A masticar cristales rotos se vio obligado hasta cogerlo como costumbre, mezclados con carne regada en su propia sangre de labios y paladar mil veces remendados. Y no sería esta la peor de sus anécdotas, ya que podríamos contar que, para degustar tales pedazos de vidrio, más grandes o más pequeños y siempre afilados, le descosieron la boca que tuvo un año clausurada a aguja e hilo, comiendo líquidos por pajitas entre los agujeros que la mala costurera había dejado. Tal fue su crianza.
Esos cristales no regurgitaban, sino que descendían por el abismo del esófago incrustándose algunos por el camino, haciendo pausas de excursionista hasta que algún líquido ingerido los bajaba para seguir la estela de sus compañeros y afianzarse en el buche; un estómago hinchado, deteriorado con mil y un cortes, al borde del quebranto y supurando por oberturas erróneas. Cristales no fagocitados por los diferentes ácidos intestinales que veían impotentes cómo no pasaban a formar parte del grumo acostumbrado de excrementos, los cuales debían seguir su proceso, cosa de la que no gustaban estas esquirlas brillantes que, quedándose el vientre pequeño, se expandieron por el resto de órganos cercanos.

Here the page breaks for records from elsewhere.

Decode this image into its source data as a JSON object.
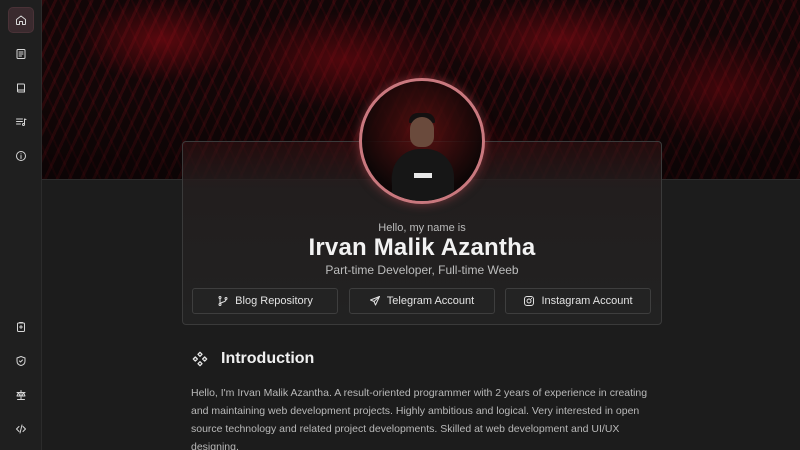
{
  "sidebar": {
    "top_items": [
      {
        "icon": "home-icon",
        "active": true
      },
      {
        "icon": "news-icon",
        "active": false
      },
      {
        "icon": "book-icon",
        "active": false
      },
      {
        "icon": "playlist-icon",
        "active": false
      },
      {
        "icon": "info-icon",
        "active": false
      }
    ],
    "bottom_items": [
      {
        "icon": "clipboard-icon"
      },
      {
        "icon": "shield-icon"
      },
      {
        "icon": "scale-icon"
      },
      {
        "icon": "code-icon"
      }
    ]
  },
  "profile": {
    "greeting": "Hello, my name is",
    "name": "Irvan Malik Azantha",
    "tagline": "Part-time Developer, Full-time Weeb",
    "links": [
      {
        "label": "Blog Repository",
        "icon": "git-branch-icon"
      },
      {
        "label": "Telegram Account",
        "icon": "send-icon"
      },
      {
        "label": "Instagram Account",
        "icon": "instagram-icon"
      }
    ]
  },
  "intro": {
    "title": "Introduction",
    "icon": "diamond-grid-icon",
    "text": "Hello, I'm Irvan Malik Azantha. A result-oriented programmer with 2 years of experience in creating and maintaining web development projects. Highly ambitious and logical. Very interested in open source technology and related project developments. Skilled at web development and UI/UX designing."
  },
  "colors": {
    "accent": "#c9787e",
    "background": "#1c1c1c",
    "banner": "#8c0a14"
  }
}
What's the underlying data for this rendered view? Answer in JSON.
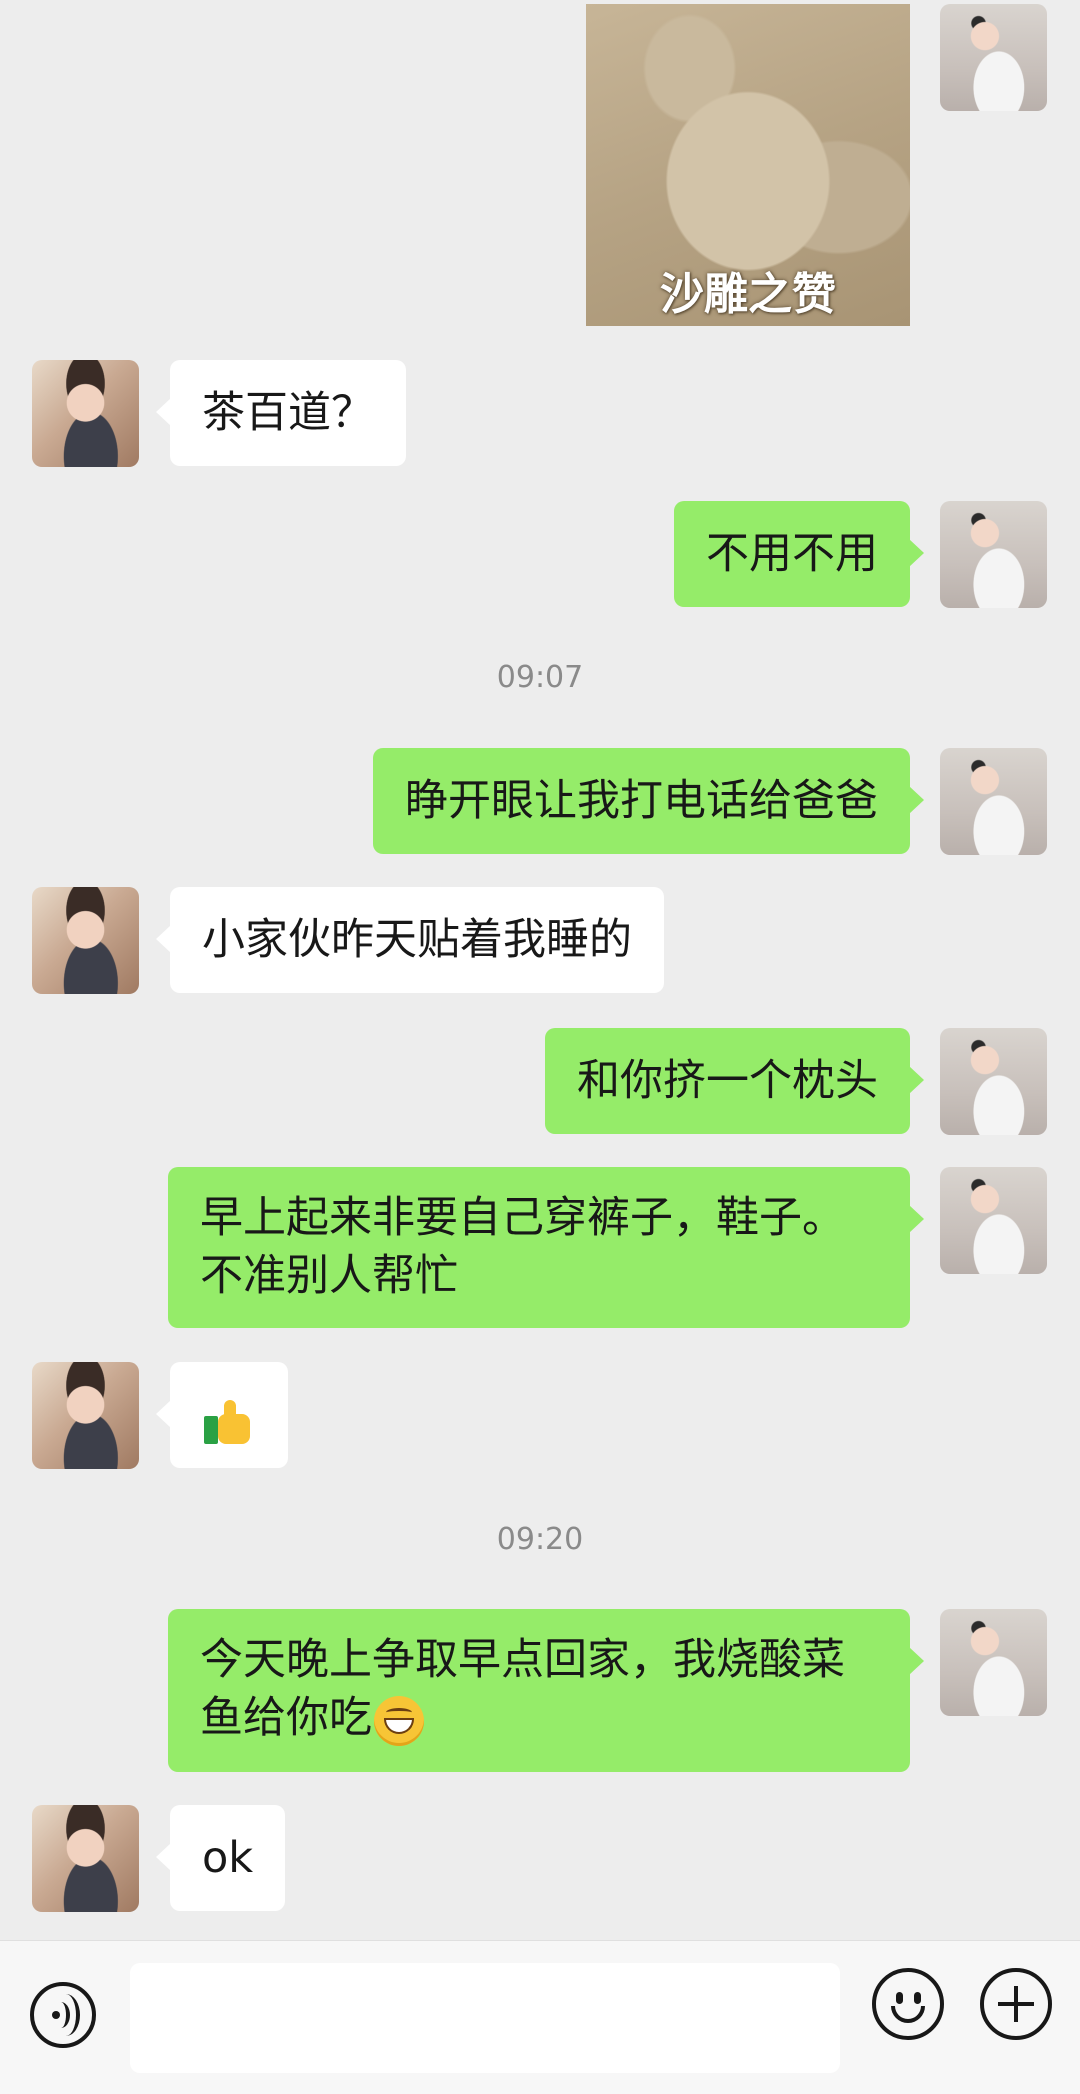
{
  "messages": {
    "sticker_caption": "沙雕之赞",
    "m1": "茶百道？",
    "m2": "不用不用",
    "time1": "09:07",
    "m3": "睁开眼让我打电话给爸爸",
    "m4": "小家伙昨天贴着我睡的",
    "m5": "和你挤一个枕头",
    "m6_line1": "早上起来非要自己穿裤子，鞋子。",
    "m6_line2": "不准别人帮忙",
    "m7_emoji": "thumbs-up-emoji",
    "time2": "09:20",
    "m8_line1": "今天晚上争取早点回家，我烧酸菜",
    "m8_line2": "鱼给你吃",
    "m8_emoji": "grinning-emoji",
    "m9": "ok"
  },
  "colors": {
    "background": "#ededed",
    "my_bubble": "#95ec69",
    "other_bubble": "#ffffff"
  },
  "input_bar": {
    "icons": [
      "voice-icon",
      "emoji-icon",
      "plus-icon"
    ]
  }
}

Mientras, el adolescente, antes niño y que nunca llegaría a adulto, rumiaba acerca de sus aficiones y afecciones, ya superada la época de los Edipo complejos, pues sus verdugos, queridos y odiados progenitores, habían sido pasados a cuchillo, desollados vivos a filo lento para descuartizar después, a la vez, sus anatomías y sus pútridas almas, que chorrearon suciedad hasta todas las alcantarillas de la ciudad, tanta podredumbre que las ratas todavía corren lejos de la misma; una miasma que esperemos no alcance la mar porque la corrompería. Este joven en cuestión, carente de emociones y disfuncional en cuanto a cordura, aprehendía sobre la vida dándole uso a su cara oscura y peor reverso; la muerte. Proporcionándola ya no como justa venganza, en el caso de los padres nocivos, sino por efecto de la curiosidad, ya que anhelaba contemplar la verdad de cada cual en el último aliento desde el fondo más abisal de sus ojos, que reflejaban, a modo de espejo, lo más sincero e intrínseco de uno mismo; el tesoro a enterrar, a nunca desvelar.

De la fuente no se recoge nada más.